Over the next few years as Terry Ware became like a brother to me we talked music all the time. Turns out we had met years before when he played with Jimmy LaFave and we shared a bill in St. Pete. We never mentioned geography much. We just talked about the rock'n'roll that we loved. Yeah, that meant we had plenty to talk about.
J.J. Cale, Roger Tillison, Moon Martin, Dwight Twilley, Leon Russell, Steve Ripley, Samantha Crain. Of course it wasn't always the rock'n'roll. We both idolized Gene Autry, Roger Miller, Byron Berline, Mae Axton, Roy Clark, Jimmy Liggins. The list never ends; singers, writers, blues guys, hillbillies. Then there were the guys that Buffalo worked with: Don Morris, Ray Wylie Hubbard, Dan Duggin, Jimmy Karstein, Tz Wright, Ray VanHoozer, Susan Herndon, the Red Dirt Rangers.
So, it didn't all begin and end with Woody. Who knew. Turns out I'm the world's biggest Oklahoma music fan and I hadn't even known that there was Oklahoma music.
Jesse Ed Davis left us in 1988. John Fullbright was born in 1988. In Oklahoma. Stars that shine as bright as John Fullbright don't come along often. Do yourself a favor. Go listen to his music right now. He's a rock'n'roll star. It's from Oklahoma.

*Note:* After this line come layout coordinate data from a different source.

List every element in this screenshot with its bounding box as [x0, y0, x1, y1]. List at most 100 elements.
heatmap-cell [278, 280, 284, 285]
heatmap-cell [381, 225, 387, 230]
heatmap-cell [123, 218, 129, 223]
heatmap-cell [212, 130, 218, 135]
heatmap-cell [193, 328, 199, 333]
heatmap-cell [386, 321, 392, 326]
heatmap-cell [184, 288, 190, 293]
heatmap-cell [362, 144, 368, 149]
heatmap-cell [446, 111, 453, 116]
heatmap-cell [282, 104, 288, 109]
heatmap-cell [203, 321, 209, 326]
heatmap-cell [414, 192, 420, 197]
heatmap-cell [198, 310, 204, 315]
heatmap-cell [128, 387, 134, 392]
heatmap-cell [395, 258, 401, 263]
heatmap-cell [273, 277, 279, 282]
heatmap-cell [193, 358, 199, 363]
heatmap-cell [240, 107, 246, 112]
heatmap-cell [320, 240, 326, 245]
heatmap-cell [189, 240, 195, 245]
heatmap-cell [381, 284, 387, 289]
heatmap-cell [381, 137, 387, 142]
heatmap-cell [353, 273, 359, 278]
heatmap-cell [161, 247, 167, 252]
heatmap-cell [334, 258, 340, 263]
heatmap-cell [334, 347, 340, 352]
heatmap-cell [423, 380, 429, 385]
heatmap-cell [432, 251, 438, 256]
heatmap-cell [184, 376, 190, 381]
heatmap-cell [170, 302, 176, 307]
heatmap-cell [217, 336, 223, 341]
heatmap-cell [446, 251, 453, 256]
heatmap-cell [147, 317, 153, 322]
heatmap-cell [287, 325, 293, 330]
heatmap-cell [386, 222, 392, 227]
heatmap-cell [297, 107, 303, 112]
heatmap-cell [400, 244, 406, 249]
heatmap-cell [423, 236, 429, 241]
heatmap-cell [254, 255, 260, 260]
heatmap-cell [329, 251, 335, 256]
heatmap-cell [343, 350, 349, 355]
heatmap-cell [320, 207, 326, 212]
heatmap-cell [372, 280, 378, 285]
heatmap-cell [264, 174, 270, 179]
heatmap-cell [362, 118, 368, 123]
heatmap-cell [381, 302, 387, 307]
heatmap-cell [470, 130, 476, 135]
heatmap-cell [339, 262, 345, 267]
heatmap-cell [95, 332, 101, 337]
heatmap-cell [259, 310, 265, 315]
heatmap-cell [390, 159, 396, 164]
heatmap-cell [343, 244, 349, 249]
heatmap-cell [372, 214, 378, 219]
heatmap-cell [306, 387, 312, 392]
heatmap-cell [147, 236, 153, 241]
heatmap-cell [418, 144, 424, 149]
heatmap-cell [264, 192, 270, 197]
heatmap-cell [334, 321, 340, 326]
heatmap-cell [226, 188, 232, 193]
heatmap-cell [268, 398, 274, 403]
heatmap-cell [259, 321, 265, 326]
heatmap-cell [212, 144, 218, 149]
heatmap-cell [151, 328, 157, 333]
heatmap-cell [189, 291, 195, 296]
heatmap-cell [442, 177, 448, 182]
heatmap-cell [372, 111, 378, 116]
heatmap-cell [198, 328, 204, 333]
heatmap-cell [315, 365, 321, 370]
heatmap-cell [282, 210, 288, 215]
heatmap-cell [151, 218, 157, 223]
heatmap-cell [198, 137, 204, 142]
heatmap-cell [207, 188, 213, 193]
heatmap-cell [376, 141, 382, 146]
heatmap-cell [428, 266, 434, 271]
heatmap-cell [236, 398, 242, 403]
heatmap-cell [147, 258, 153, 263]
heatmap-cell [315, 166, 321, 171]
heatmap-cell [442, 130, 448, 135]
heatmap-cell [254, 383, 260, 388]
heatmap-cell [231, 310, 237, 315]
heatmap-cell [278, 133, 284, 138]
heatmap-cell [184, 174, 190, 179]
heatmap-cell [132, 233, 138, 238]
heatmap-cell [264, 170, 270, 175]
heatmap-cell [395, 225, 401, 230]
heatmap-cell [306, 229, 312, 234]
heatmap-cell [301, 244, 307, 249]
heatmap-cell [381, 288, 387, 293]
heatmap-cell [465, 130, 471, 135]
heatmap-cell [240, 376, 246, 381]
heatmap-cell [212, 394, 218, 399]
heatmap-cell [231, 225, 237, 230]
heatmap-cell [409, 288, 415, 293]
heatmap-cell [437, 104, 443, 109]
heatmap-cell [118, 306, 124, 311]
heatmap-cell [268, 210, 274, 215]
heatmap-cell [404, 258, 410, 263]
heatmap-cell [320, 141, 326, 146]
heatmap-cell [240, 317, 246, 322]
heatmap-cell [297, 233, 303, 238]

The first time I was ever in New Orleans I went straight to my hotel room and found the phone book. Of course the first name I looked up was Antoine Domino. There he was. Then I flipped to Leonard Lee. Yep. I scrolled through Battiste, Toussaint, Kenner and Kador, Byrd. There were lots of Nevilles. I didn't have the nerve to call any of them. What would I say? I love you? I always have?
Now lots of those heroes are gone. Heck, lots of New Orleans is gone. The damned phone book is nearly gone and so am I. I still love those heroes. Always have. I love you.
Well, I'm a sight, huh? You do hear all the beautiful music, right? The melodies are all right there. The art is there for the taking. Selling it? Well, now that's a different business. I'm not much interested in that one.
Maybe we're all designed to share all the beauty with someone else. I don't know. The writer's path is a lonely one. The pay's not great, either, now that I think about it. I have to keep reminding myself that it's all about the love.